History records that the birth of our Lord occurred in the time of Caesar Augustus, by whose reign the entire Roman empire was at peace. The angelic announcement of the Nativity also speaks of “peace on earth”. But the peace occasioned by Caesar and that which came with the birth of Jesus are two very different realities.

When Joseph and Mary traveled to Bethlehem, the peace experienced throughout the empire was political in nature; it was merely the absence of war. The peace heralded by the birth of our Lord is of an entirely different order. It is God’s peace, the peace that reigns in heaven and that, in Christ, has descended to earth. It is a reality of the heart, a deep inner tranquility, harmony, and calm that arise from the knowledge that God is with us, our sins are forgiven, and we need have no fear.

While these two experiences of peace differ from each other, they are not unrelated. Conflicts between peoples arise from conflicted hearts. When interior peace is replaced by hatred, bitterness, and guilt, peaceful relations with others are soon fractured. The cry for peace echoes throughout the world today as a plea for the cessation of war. That is understandable and right. But the announcement of the birth of Christ tells us it is insufficient. What is needed is God’s peace, a deep and permanent healing of hearts and minds. Only in this way will people find the way back to one another.

Here we see why the announcement of the Christmas message is so very urgent, and not only for people in the grip of war. Conflict is a stranger to none of us. We are seeing it in polarized societies, marginalized populations, and broken relationships. In this context, our cry for peace is an entreaty for reconciliation. Again, this can only become a reality when the peace we seek is that given in the person of Jesus Christ.

Saint Paul tells us why. In Jesus, he says, “the grace of God has appeared.” In other words, Jesus is God Incarnate, God become one of us, God with us. Jesus alone can lead us to true peace because he is our peace. In Jesus Christ, the Son of God born of Mary, heaven and earth unite. In him, God and humanity are reconciled. This makes Jesus the way for all people to be united with both God and one another and thus know real peace.

So how do we respond to this announcement? When news of war fills the headlines, much of the world makes haste to find solutions. That “haste” often will take the form of diplomatic and political activity, public manifestations, and media commentary. The Christmas headline announces not war but peace, and it likewise prompts us to hurry, but the haste we make in response is of a different sort. We hurriedly seek not multiple solutions of our own making but the one solution of God’s making. Ours is to be the haste of the shepherds, who hurried to find Jesus.  They were impelled not by anxiety and fear but hope and joy, in the knowledge that real peace would finally be found in the child born of Mary. That same hope and joy now move us to find Jesus, as we remember that he, the Saviour, who first appeared in Bethlehem, remains with us now as our peace.

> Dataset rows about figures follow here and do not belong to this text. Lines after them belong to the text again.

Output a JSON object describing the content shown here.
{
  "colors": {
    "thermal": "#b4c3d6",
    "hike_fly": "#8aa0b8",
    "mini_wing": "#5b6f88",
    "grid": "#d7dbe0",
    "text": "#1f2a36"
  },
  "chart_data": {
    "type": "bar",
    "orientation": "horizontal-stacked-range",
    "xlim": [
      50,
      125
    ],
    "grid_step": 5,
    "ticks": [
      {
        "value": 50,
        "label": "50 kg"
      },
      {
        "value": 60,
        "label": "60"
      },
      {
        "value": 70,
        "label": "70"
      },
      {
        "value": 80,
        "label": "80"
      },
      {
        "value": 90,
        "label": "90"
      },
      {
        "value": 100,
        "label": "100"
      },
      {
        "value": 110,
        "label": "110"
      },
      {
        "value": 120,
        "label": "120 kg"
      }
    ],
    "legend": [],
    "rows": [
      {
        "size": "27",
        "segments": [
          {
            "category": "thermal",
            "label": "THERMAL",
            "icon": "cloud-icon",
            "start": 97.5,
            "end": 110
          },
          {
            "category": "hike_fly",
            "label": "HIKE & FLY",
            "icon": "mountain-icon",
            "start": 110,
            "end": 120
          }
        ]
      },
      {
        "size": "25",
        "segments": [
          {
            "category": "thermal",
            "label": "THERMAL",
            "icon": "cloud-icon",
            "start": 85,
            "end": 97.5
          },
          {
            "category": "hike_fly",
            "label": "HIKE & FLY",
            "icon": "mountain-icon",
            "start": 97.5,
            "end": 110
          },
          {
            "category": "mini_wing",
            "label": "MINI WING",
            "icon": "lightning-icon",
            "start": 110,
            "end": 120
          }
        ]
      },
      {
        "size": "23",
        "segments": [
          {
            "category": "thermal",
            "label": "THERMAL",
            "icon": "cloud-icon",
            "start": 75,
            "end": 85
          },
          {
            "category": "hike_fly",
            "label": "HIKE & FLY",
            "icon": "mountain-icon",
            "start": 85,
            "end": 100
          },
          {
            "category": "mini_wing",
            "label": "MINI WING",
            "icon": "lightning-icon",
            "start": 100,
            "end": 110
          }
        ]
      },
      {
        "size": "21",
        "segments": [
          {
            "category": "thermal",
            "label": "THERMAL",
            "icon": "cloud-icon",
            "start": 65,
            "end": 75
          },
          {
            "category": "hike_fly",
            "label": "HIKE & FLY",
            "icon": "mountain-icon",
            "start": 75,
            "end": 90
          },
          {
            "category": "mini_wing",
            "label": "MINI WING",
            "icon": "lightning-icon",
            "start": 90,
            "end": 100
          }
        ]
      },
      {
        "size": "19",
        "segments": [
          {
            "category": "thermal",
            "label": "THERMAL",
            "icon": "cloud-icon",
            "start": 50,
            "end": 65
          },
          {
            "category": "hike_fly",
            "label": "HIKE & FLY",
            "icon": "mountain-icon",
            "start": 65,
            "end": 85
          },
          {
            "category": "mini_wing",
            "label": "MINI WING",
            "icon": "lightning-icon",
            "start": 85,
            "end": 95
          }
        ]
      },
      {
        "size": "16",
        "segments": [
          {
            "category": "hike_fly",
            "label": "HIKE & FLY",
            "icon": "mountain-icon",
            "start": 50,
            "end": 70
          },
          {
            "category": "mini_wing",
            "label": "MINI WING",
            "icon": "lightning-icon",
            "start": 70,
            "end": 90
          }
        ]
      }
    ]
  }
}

Where does our search for the Lord take us? Today we find Jesus not in a manger wrapped in swaddling clothes, but in the mass, veiled in the mystery of the Eucharist. Here at mass, we not only find but also receive him. The very same Jesus born of Mary makes himself present in every mass, no longer seeking room in an inn but a dwelling in our hearts, where he longs to be the peace we seek.

In this special mass of Christmas, where Jesus yet again is present to meet us, let us pray intensely to him that he, who was born for us in the Holy Land, will give to that region, and to all areas ravaged by war, the peace he alone can fashion. We pray also for ourselves and our families, and for people everywhere, who likewise cry out for God’s peace. By the grace of this sacrament, may hearts everywhere be healed by the mercy of Jesus Christ, so that true and lasting peace among peoples will become a reality in our day.